Over the last several years, Ohio has committed to broad-based efforts and has dedicated resources to addressing the state’s high rate of infant mortality, which is still too high. While many strategies employed to reduce this rate could also make an impact on maternal health, a dedicated effort to address maternal mortality and morbidity is also required to wholly address maternal and infant health. Improvements have been made in the United States and around the world, so there are certainly lessons to learn. Having timely and complete data on this issue is an important step toward implementing measures to improve maternal health and wellbeing.

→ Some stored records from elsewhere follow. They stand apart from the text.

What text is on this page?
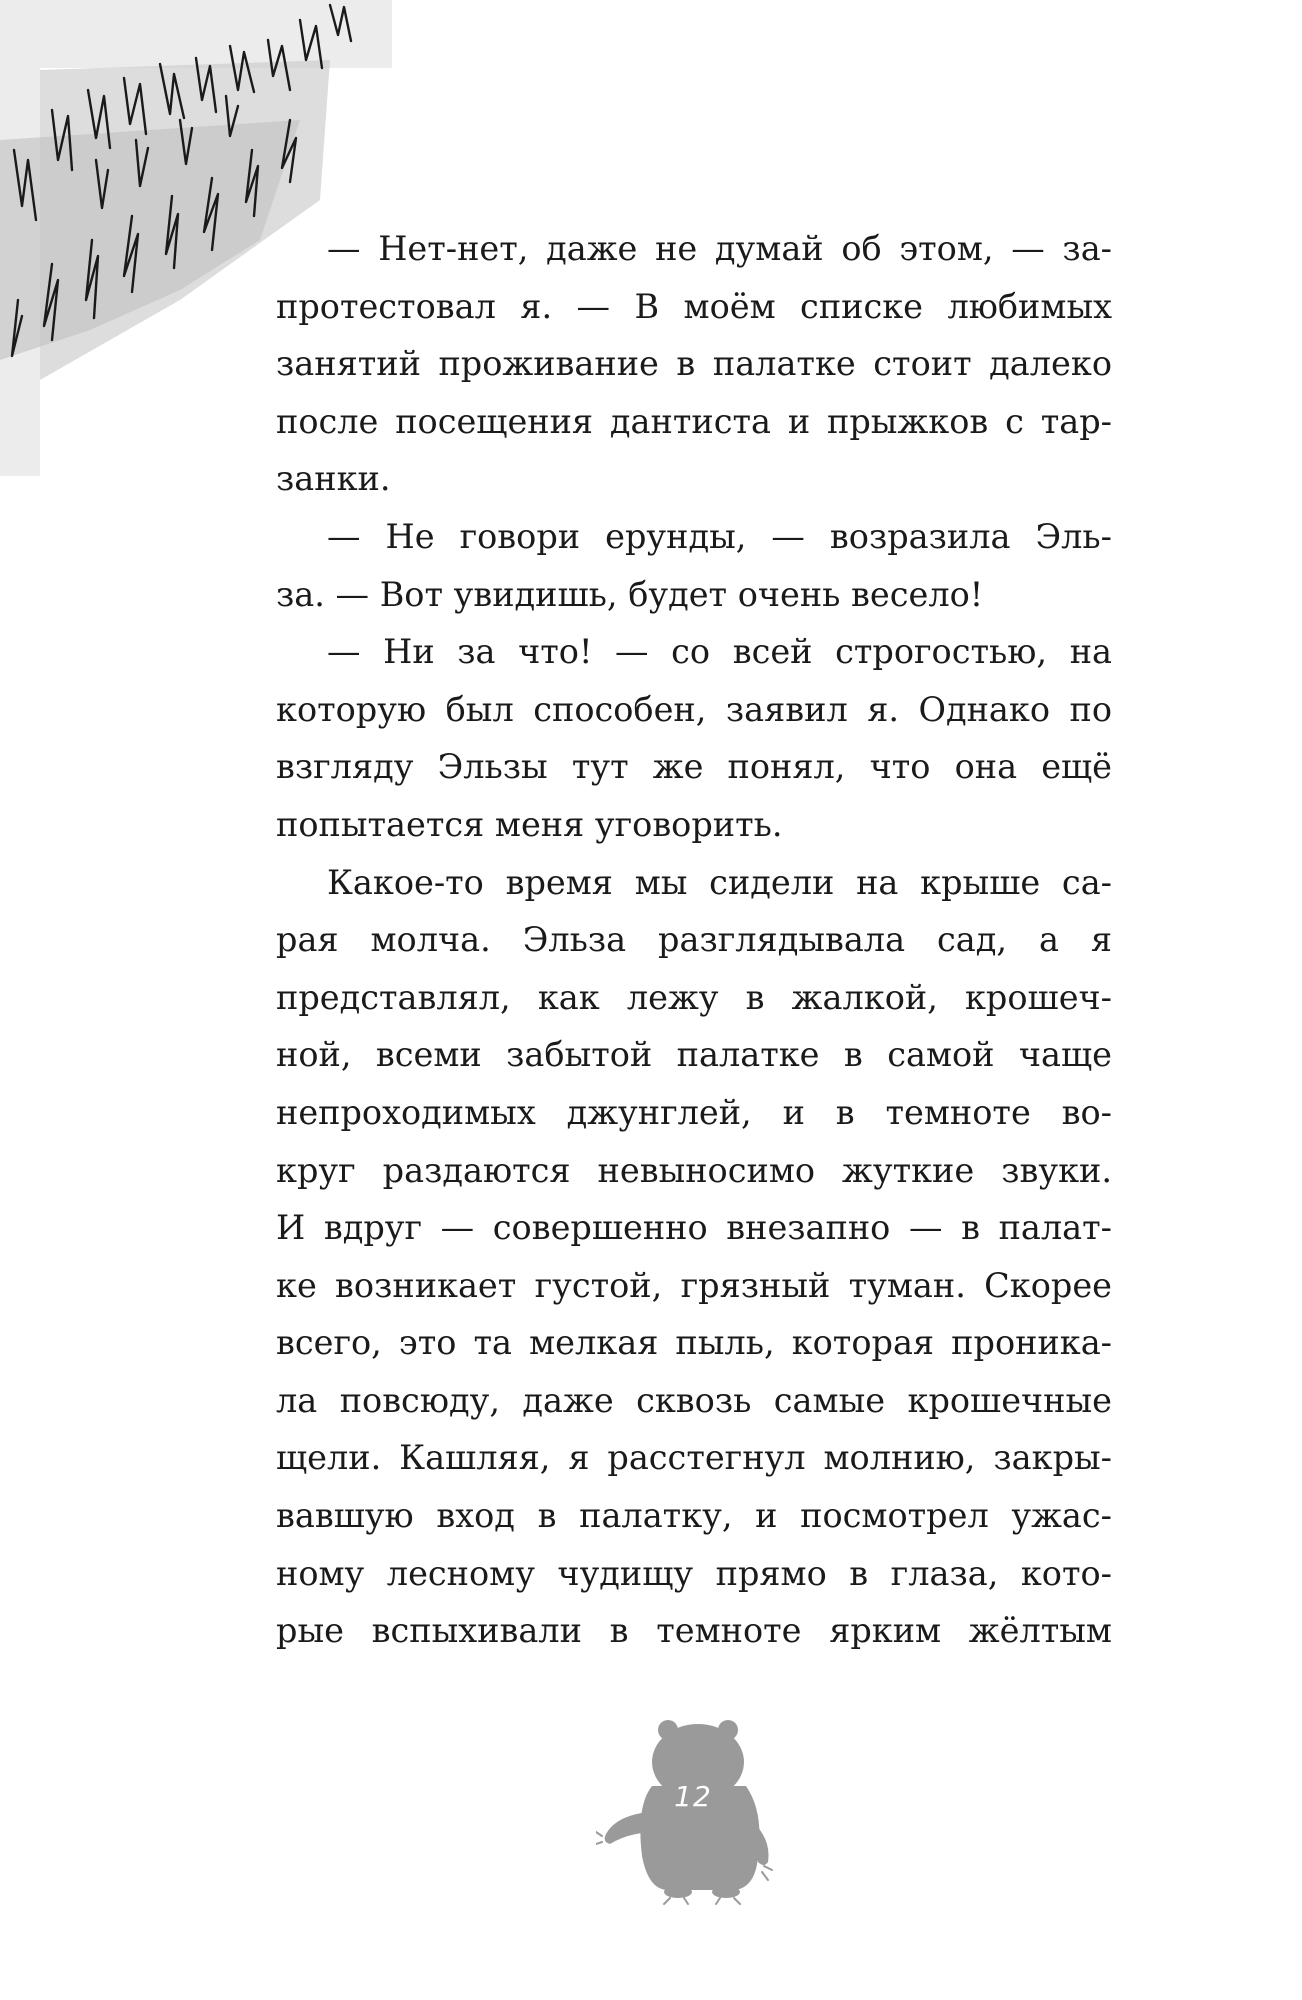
— Нет-нет, даже не думай об этом, — за-
протестовал я. — В моём списке любимых
занятий проживание в палатке стоит далеко
после посещения дантиста и прыжков с тар-
занки.
— Не говори ерунды, — возразила Эль-
за. — Вот увидишь, будет очень весело!
— Ни за что! — со всей строгостью, на
которую был способен, заявил я. Однако по
взгляду Эльзы тут же понял, что она ещё
попытается меня уговорить.
Какое-то время мы сидели на крыше са-
рая молча. Эльза разглядывала сад, а я
представлял, как лежу в жалкой, крошеч-
ной, всеми забытой палатке в самой чаще
непроходимых джунглей, и в темноте во-
круг раздаются невыносимо жуткие звуки.
И вдруг — совершенно внезапно — в палат-
ке возникает густой, грязный туман. Скорее
всего, это та мелкая пыль, которая проника-
ла повсюду, даже сквозь самые крошечные
щели. Кашляя, я расстегнул молнию, закры-
вавшую вход в палатку, и посмотрел ужас-
ному лесному чудищу прямо в глаза, кото-
рые вспыхивали в темноте ярким жёлтым
12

Community Solutions is committed to working alongside the General Assembly and the administration to carry this issue forward now, and beyond this budget, and to work to support implementation of on-the-ground changes to prevent maternal deaths.
Adult Protective Services
Community Solutions has a long history of advocating for a strong adult protective services system in Ohio. In recent research we covered the rollout of statewide APS changes, enacted legislation that increases the number of categories of mandatory reporters of suspected APS cases and senior levies in place across Ohio. Ohio now has a common statewide data system for adult protective services and indications from 2018 data shows that more calls are coming into counties. We are supportive of making aggregate-level data from this system publicly available on a routine basis to better inform our discussions on this topic.

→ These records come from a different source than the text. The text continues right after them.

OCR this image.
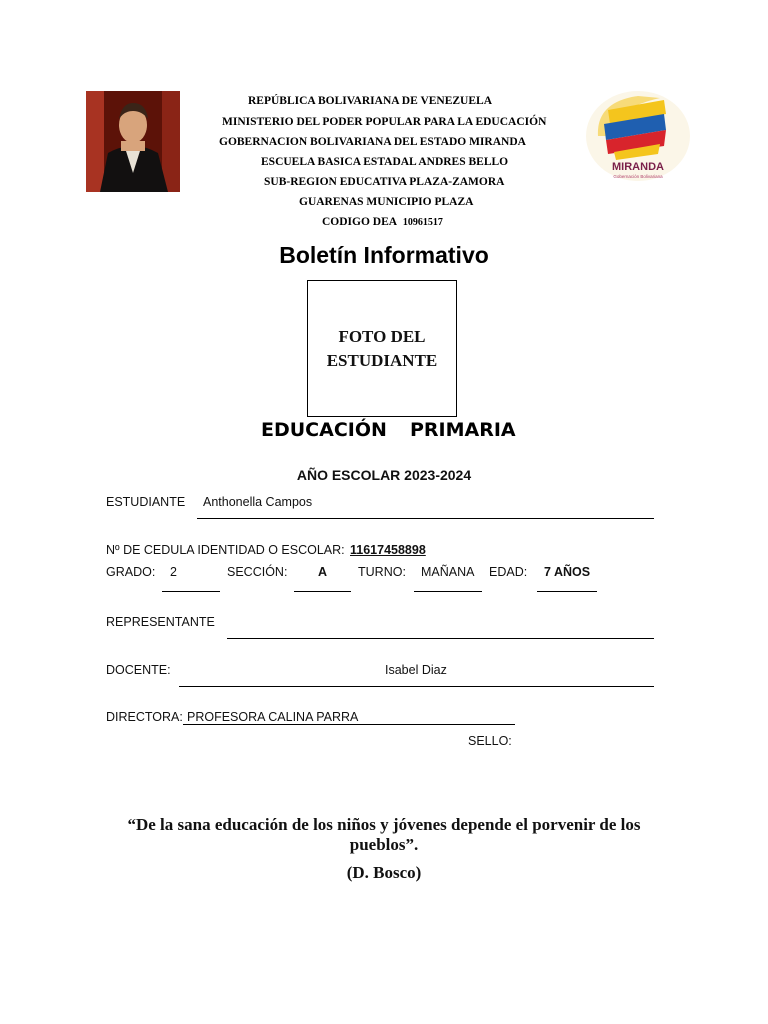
REPÚBLICA BOLIVARIANA DE VENEZUELA
MINISTERIO DEL PODER POPULAR PARA LA EDUCACIÓN
GOBERNACION BOLIVARIANA DEL ESTADO MIRANDA
ESCUELA BASICA ESTADAL ANDRES BELLO
SUB-REGION EDUCATIVA PLAZA-ZAMORA
GUARENAS MUNICIPIO PLAZA
CODIGO DEA 10961517
MIRANDA
Gobernación Bolivariana
Boletín Informativo
FOTO DEL ESTUDIANTE
EDUCACIÓN PRIMARIA
AÑO ESCOLAR 2023-2024
ESTUDIANTE Anthonella Campos
Nº DE CEDULA IDENTIDAD O ESCOLAR: 11617458898
GRADO: 2	SECCIÓN: A TURNO: MAÑANA EDAD: 7 AÑOS
REPRESENTANTE
DOCENTE:	Isabel Diaz
DIRECTORA: PROFESORA CALINA PARRA
SELLO:
“De la sana educación de los niños y jóvenes depende el porvenir de los
pueblos”.
(D. Bosco)
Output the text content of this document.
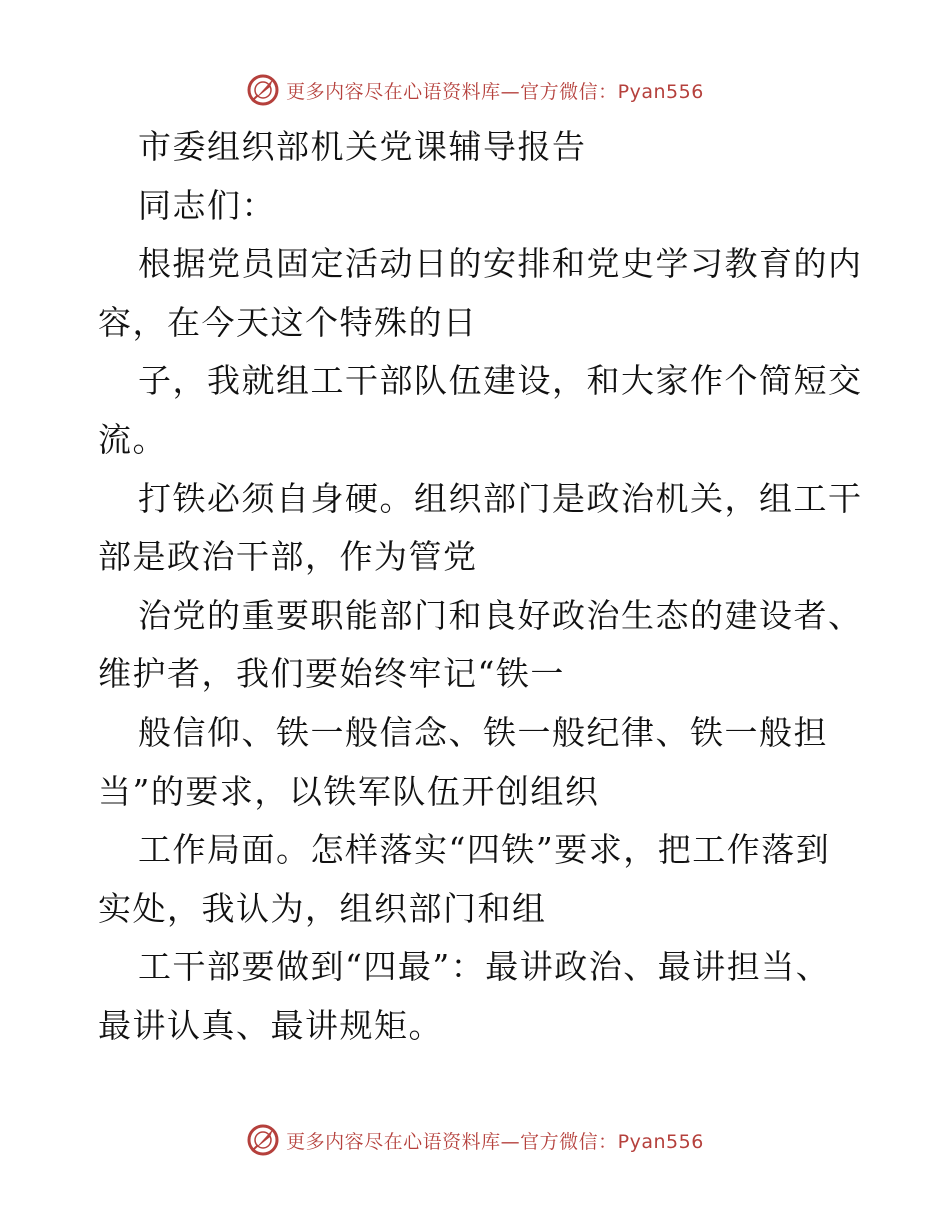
更多内容尽在心语资料库—官方微信：Pyan556
市委组织部机关党课辅导报告
同志们：
根据党员固定活动日的安排和党史学习教育的内
容，在今天这个特殊的日
子，我就组工干部队伍建设，和大家作个简短交
流。
打铁必须自身硬。组织部门是政治机关，组工干
部是政治干部，作为管党
治党的重要职能部门和良好政治生态的建设者、
维护者，我们要始终牢记“铁一
般信仰、铁一般信念、铁一般纪律、铁一般担
当”的要求，以铁军队伍开创组织
工作局面。怎样落实“四铁”要求，把工作落到
实处，我认为，组织部门和组
工干部要做到“四最”：最讲政治、最讲担当、
最讲认真、最讲规矩。
更多内容尽在心语资料库—官方微信：Pyan556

The House-passed budget includes an increase to the APS line item (line item 600534), a strong move in the right direction to protect Ohio’s older adults. This increase brings the line item from $2.74 million each year of the biennium to $4.23 million each year of the biennium. At current budget levels, each county receives around $31,000 for APS. The bill, as it stands, would provide about $48,000 per county in Ohio. Community Solutions continues to support an increase to at least $5.72 million each year, which would allow an allocation of $65,000 per county, to support one full-time, designated APS caseworker. With a system long overdue for increased support, we want to continue to discuss an overall increase in the line item to $10 million per year, which would provide support for a full-time worker and wraparound supports to help older adults remain safe in their communities.

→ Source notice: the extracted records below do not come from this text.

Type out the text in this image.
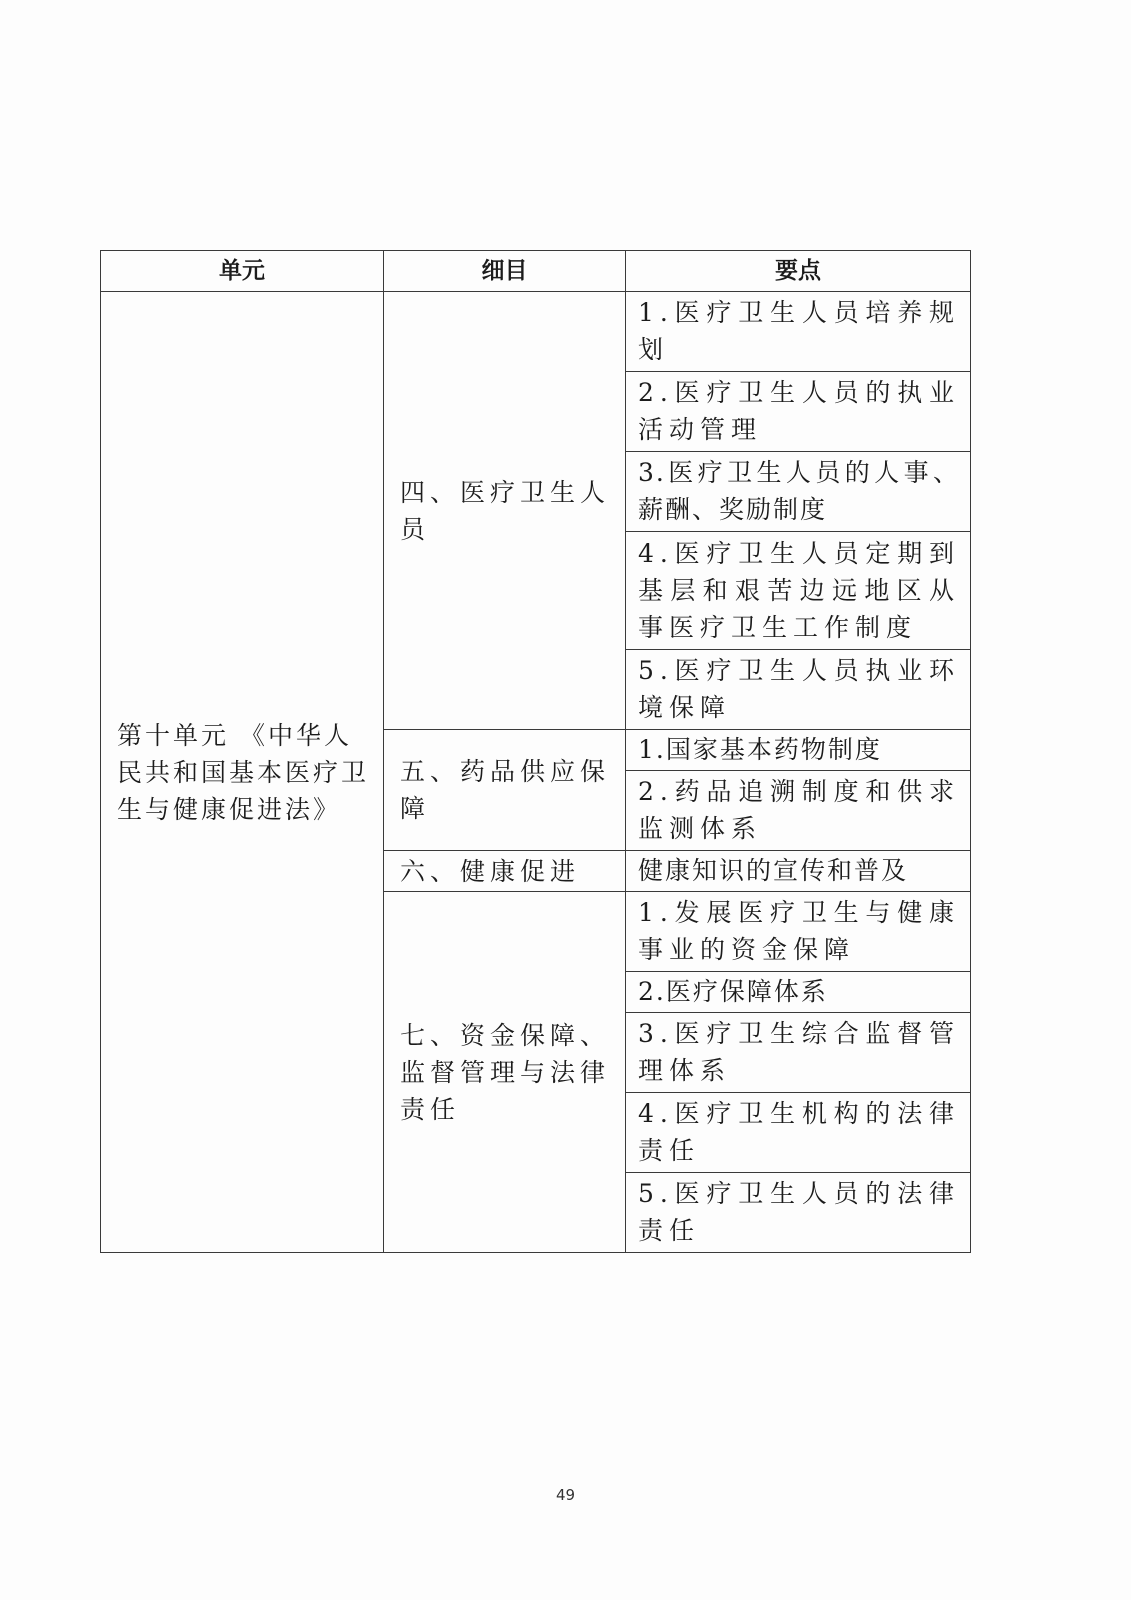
单元	细目	要点
第十单元 《中华人民共和国基本医疗卫生与健康促进法》	四、医疗卫生人员	1.医疗卫生人员培养规划
		2.医疗卫生人员的执业活动管理
		3.医疗卫生人员的人事、薪酬、奖励制度
		4.医疗卫生人员定期到基层和艰苦边远地区从事医疗卫生工作制度
		5.医疗卫生人员执业环境保障
	五、药品供应保障	1.国家基本药物制度
		2.药品追溯制度和供求监测体系
	六、健康促进	健康知识的宣传和普及
	七、资金保障、监督管理与法律责任	1.发展医疗卫生与健康事业的资金保障
		2.医疗保障体系
		3.医疗卫生综合监督管理体系
		4.医疗卫生机构的法律责任
		5.医疗卫生人员的法律责任
49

Community Solutions has been working among a coalition of stakeholders committed to achieving the best possible outcomes for multi-system children and youth. You will be hearing from a panel of experts and families with lived experience on this issue tomorrow, but I want to share that Community Solutions is pleased to see the inclusion of language in the House-passed bill that develops a multi-system youth action plan that includes implementing the recommendations of the Joint Legislative Committee on Multi-System Youth. There remains a need for a dedicated, flexible funding source to address the myriad issues and barriers faced by these children and their families and we look forward to continuing this conversation with the General Assembly and Governor DeWine’s administration.
Thank you for the opportunity to testify today. I would be happy to answer any questions.